Figure 7.6 Leviathan. This 1651 engraving by Abraham Bosse is the frontispiece of Thomas Hobbes’s treatise Leviathan, named for the mythological sea creature. (credit: “Leviathan by Abraham Bosse/Thomas Hobbes” by Library of Congress/Wikimedia Commons, Public Domain)
  • Look closely at the image to understand the nature of the relationship between monarch and subjects. How would you describe it, and how does it reflect Hobbes’s vision of the social contract?
  • What appear to be the obligations of the monarch and subjects in this relationship?

Despite their adoption of a seemingly progressive vision of universal rights, however, the societies in which Enlightenment thinkers lived did not offer freedoms to all people, nor were their writings as inclusive as they appear. The advance of Enlightenment ideals did result in increased liberties for many—predominantly White men of the upper and middle classes in western Europe and what later became the United States—but most women, men at the lower end of the social hierarchy, and people of color were generally excluded from participating in the Enlightenment or benefiting from its ideals of social and political equality.

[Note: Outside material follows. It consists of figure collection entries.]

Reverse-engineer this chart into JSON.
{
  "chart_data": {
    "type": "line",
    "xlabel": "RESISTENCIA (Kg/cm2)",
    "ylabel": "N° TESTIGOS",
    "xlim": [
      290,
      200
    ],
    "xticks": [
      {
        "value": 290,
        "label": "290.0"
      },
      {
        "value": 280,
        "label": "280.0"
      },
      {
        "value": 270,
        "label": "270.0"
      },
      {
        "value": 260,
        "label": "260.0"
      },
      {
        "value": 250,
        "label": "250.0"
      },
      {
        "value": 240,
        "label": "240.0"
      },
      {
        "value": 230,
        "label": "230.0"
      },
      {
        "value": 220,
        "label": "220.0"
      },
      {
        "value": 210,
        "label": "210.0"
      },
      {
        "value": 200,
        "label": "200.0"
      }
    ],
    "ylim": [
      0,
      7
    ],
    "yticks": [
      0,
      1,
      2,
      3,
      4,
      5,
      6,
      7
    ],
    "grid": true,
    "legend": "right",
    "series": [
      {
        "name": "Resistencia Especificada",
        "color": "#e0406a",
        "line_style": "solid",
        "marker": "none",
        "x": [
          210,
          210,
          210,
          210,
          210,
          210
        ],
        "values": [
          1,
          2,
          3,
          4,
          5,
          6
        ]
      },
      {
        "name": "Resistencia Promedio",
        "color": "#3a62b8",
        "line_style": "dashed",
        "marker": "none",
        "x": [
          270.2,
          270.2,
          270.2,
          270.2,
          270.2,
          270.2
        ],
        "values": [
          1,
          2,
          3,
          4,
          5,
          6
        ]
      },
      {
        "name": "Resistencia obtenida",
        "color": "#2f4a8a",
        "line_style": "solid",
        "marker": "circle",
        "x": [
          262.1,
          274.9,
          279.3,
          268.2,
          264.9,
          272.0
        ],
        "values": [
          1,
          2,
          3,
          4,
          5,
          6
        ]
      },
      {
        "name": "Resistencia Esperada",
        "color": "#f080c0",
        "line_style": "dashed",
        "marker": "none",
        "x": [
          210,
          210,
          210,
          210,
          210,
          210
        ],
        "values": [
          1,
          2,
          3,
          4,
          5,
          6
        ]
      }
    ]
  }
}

Some elite women, such as the French philosophers Émilie du Châtelet and Germaine de Staël, assumed leadership roles in the era’s vibrant intellectual debates and gained recognition for their contributions. Some Enlightenment thinkers, however, did not consider women to be equal in status to their male counterparts. Rousseau, for example, described women as subordinate to men based on the assumption that they were weaker and less rational by nature. On this premise, Rousseau argued that women belonged in the domestic space of the home, while the public space of politics and business was the preserve of men. Other thinkers such as Locke supported women’s increased access to education and participation in the public sphere, but they asserted that men should retain leadership roles within the household and in public life due to their greater strength and ability. Although a small number of women played important roles in the Enlightenment, most did not immediately benefit from its emphasis on ideals of equality and freedom.

In what later became the United States and in some European countries, Enlightenment theories coexisted with the institution of slavery, the appropriation of lands from Indigenous people, and access to political participation and the protections afforded by the state that were generally limited to White men of property. Social contract theorists generally justified such contradictions by asserting that because Indigenous peoples resided in a nonpolitical state, and because they were believed to lack the capacity to reason, they were not entitled to the rights and protections afforded to other peoples. Enlightenment lawyers, moreover, used social contract theory to defend slavery, on the grounds that either it was a justifiable consequence of conquest or Black people were incapable of governing themselves without the protection of White owners. Although social contract theory ultimately formed the foundations of seminal documents such as the Declaration of Independence and the U.S. Constitution, the ideals of rights and freedoms it espoused coexisted with engrained racial injustices that formed the foundation of slavery and colonialism.